How do you find the asymptotes for #y = (8 x^2 + x - 2)/(x^2 + x - 72)#?

1 Answer
Jul 13, 2018

Answer:

vertical asymptotes at #x = 8, x = -9#

horizontal asymptote at #y = 8#

no oblique/slant asymptotes

Explanation:

Given: #(8x^2 + x - 2)/(x^2 + x - 72)#

This type of equation is called a rational function:

#(N(x))/(D(x)) = (a_n x^n + ...)/(b_m x^m + ...)#

First both the numerator and denominator must be factored to see if there are any holes (when factors can be canceled from both the numerator and the denominator).

The numerator can't be factored easily unless you use the quadratic formula.

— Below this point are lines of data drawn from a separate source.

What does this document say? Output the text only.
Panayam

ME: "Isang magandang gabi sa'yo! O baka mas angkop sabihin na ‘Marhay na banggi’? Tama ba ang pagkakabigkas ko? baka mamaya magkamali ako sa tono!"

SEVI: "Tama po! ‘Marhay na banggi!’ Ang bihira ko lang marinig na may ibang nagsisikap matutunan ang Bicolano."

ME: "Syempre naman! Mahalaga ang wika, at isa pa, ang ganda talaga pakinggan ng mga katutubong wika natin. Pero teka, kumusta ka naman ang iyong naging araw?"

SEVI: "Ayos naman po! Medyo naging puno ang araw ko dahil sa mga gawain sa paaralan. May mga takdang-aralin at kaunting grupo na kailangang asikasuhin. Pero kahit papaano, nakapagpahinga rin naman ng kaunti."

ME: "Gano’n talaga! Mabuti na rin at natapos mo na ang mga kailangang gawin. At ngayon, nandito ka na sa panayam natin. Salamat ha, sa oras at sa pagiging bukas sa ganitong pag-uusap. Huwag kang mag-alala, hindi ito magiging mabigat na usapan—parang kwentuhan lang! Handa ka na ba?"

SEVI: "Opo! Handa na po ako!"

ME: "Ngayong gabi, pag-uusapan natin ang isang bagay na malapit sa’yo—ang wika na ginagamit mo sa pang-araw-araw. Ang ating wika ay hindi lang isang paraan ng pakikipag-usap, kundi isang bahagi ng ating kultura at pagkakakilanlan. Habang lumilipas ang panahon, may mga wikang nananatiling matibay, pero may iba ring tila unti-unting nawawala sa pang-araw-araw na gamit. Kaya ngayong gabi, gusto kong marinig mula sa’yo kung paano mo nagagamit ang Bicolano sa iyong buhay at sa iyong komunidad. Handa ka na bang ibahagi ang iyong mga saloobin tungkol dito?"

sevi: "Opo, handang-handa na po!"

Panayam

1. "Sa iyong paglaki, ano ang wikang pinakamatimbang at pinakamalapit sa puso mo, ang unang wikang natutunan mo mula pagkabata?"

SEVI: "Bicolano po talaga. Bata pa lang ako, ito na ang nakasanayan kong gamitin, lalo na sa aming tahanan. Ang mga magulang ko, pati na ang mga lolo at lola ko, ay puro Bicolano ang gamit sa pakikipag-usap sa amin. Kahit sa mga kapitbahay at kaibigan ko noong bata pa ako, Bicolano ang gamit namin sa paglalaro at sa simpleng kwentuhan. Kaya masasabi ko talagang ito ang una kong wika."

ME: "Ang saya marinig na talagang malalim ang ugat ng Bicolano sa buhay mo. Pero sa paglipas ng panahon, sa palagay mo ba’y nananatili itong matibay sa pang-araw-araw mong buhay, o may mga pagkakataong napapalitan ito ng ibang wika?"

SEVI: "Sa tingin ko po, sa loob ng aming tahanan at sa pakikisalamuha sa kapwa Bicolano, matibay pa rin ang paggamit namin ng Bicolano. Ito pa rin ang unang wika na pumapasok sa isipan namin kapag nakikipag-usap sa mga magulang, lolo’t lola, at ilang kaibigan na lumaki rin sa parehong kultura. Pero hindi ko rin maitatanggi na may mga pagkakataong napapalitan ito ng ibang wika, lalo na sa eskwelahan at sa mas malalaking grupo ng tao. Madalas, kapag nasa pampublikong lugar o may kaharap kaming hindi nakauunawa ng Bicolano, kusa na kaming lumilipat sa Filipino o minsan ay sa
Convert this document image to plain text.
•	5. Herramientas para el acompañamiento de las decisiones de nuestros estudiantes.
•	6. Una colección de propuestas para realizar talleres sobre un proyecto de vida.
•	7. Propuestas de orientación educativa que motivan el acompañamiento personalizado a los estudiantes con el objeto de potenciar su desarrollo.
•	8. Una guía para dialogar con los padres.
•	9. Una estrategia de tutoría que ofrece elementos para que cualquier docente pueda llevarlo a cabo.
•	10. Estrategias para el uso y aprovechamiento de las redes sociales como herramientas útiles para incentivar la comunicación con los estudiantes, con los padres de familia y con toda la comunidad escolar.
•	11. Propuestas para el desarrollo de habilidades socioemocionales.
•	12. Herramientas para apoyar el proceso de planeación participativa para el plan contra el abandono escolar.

This means there will not be any hole.

#y = (8x^2 + x - 2)/((x-8)(x+9))#

Find vertical asymptotes (D(x) = 0 :

#(x-8)(x+9) = 0 => " "x = 8, x = -9#

Find horizontal asymptotes by comparing the degrees #n " & " m#:

If #n < m => " horizontal asymptote": " "y = 0#

If #n = m => " horizontal asymptote": " "y = (a_n)/(b_m) #

If #n > m " "# no horizontal asymptote

In the given equation #n = m = 2 => " "y = 8/1 " or " y = 8#

Find oblique/slant asymptotes when #n = m+1#

none in the given equation